Keynote speaker Steve Monaghan, regional director and head of edge (group innovation) for AIA Hong Kong, highlights the speed of change brought about by technology and the need to adapt to new ways of operating and increased levels of “disruption” as companies such as Google, Alibaba and Uber challenge accepted norms and effectively rewrite the rulebook.
“The simple logic is that banks can’t move fast enough to keep up with contemporary evolution,” Monaghan says. “Our relationship with technology is changing. It is not necessarily man versus machine; it is the combination of humanity and technology that actually creates something really special.”
For the development of FinTech in Asia, he notes the importance of building an ecosystem which does not look at entrepreneurs in isolation. Instead, the aim should be to bring together the best of what governments and universities have to offer, see how that can be advantageous for start-ups and corporations – and then tying that to capital.
Edmund Lee, executive director of the Hong Kong Design Centre and moderator of the panel discussion on human-centred design for insights and experience, draws attention to one essential element. That is to focus on not just meeting stated needs of the financial and banking sector, but to think more about future services and how technology could make it possible to connect with customers in other ways.

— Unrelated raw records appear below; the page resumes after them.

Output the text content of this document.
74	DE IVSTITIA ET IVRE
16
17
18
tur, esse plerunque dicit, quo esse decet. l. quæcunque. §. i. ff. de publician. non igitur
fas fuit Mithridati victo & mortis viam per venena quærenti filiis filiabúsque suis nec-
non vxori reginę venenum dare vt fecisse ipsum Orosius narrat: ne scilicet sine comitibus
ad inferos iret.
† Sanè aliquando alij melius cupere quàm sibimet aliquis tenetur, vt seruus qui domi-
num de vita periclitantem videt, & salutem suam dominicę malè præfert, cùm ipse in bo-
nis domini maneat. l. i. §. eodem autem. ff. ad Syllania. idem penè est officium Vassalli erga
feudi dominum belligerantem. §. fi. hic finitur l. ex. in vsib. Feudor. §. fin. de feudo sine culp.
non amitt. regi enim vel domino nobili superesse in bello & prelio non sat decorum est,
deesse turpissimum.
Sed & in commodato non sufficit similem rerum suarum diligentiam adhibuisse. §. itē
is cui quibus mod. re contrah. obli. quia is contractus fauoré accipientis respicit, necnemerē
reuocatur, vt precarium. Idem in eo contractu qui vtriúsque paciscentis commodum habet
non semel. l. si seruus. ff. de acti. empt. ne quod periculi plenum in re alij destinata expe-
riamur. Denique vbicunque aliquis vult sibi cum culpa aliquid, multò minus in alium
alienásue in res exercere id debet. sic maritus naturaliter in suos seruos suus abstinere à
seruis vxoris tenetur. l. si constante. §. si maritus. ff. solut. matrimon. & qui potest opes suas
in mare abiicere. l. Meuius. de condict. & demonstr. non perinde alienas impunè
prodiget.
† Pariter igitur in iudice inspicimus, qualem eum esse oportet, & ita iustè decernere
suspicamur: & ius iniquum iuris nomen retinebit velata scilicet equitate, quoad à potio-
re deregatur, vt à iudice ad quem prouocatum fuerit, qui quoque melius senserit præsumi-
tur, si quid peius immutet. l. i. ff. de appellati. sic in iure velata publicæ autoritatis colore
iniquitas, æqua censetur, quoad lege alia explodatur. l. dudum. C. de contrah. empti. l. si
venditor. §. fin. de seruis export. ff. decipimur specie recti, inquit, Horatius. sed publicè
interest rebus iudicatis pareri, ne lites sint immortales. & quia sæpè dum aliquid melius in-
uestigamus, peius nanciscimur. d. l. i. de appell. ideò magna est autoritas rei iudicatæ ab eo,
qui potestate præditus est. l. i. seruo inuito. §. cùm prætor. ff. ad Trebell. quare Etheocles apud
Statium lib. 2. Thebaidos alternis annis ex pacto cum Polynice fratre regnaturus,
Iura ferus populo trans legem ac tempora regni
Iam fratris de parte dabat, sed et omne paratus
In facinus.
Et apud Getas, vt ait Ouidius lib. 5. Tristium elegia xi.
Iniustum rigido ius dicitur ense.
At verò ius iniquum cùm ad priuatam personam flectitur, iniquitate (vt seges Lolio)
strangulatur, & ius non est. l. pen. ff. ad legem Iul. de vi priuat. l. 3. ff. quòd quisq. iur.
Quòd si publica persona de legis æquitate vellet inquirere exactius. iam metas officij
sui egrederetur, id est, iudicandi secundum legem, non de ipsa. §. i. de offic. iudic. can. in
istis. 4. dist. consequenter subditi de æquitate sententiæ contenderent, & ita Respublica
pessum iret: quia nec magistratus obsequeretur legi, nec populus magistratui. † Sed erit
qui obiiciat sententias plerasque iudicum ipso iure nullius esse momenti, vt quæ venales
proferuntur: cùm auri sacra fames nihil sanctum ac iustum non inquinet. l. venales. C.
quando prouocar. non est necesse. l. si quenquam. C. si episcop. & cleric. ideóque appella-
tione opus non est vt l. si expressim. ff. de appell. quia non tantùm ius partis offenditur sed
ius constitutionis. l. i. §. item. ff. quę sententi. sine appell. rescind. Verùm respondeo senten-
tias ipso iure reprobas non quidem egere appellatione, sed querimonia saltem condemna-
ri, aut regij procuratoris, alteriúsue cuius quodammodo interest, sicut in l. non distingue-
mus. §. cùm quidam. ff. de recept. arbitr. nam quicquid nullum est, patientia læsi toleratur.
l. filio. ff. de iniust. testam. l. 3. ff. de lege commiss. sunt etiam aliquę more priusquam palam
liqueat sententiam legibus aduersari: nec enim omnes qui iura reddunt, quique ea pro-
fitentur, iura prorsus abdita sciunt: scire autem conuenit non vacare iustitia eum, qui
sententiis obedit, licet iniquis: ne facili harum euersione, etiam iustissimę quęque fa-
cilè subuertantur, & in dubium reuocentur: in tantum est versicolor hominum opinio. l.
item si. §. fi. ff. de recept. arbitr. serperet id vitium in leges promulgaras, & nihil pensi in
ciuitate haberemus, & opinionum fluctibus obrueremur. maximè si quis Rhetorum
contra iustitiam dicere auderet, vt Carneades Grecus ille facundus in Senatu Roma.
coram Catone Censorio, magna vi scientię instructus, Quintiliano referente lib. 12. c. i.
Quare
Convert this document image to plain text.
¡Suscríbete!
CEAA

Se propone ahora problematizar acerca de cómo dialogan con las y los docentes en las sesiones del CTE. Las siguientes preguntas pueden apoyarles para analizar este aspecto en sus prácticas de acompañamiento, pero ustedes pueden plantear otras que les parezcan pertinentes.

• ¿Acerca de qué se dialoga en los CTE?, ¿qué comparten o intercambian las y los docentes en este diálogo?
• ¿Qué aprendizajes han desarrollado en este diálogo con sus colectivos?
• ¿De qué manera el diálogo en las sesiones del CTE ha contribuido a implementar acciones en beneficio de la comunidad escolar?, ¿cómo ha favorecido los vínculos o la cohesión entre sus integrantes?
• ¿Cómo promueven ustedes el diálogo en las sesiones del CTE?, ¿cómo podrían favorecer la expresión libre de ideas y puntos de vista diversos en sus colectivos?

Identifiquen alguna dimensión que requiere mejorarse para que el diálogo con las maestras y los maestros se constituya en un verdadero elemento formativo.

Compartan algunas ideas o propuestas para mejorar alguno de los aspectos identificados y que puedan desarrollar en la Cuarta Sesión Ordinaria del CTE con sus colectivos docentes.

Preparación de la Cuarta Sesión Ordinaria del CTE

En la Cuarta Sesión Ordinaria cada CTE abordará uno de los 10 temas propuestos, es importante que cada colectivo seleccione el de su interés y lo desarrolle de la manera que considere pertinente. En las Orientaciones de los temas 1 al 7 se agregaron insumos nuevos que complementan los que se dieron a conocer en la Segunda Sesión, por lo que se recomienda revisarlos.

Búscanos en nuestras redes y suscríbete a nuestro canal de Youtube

“There are many examples to substantiate how design is for more than function,” Lee says. “We have to install that mindset within the investor and start-up communities.”
Angel investor and CEO of Nest Simon Squibb believes the start-up scene in Hong Kong will continue blossoming.
For Simon Squibb, chief executive of Nest Hong Kong and moderator of the discussion on “FinTech accelerator programmes and opportunities for university graduates”, the general outlook looks encouragingly bright.
“I personally believe Hong Kong has a huge opportunity – if it spots it and takes some risks – to ‘own’ FinTech,” Squibb says. “At Nest, we have already invested in a lot of start-ups and try to be both an investor and a mentor. My philosophy is one of entrepreneurs helping entrepreneurs. They are the people who understand most in the early stages and see all the different issues involved.”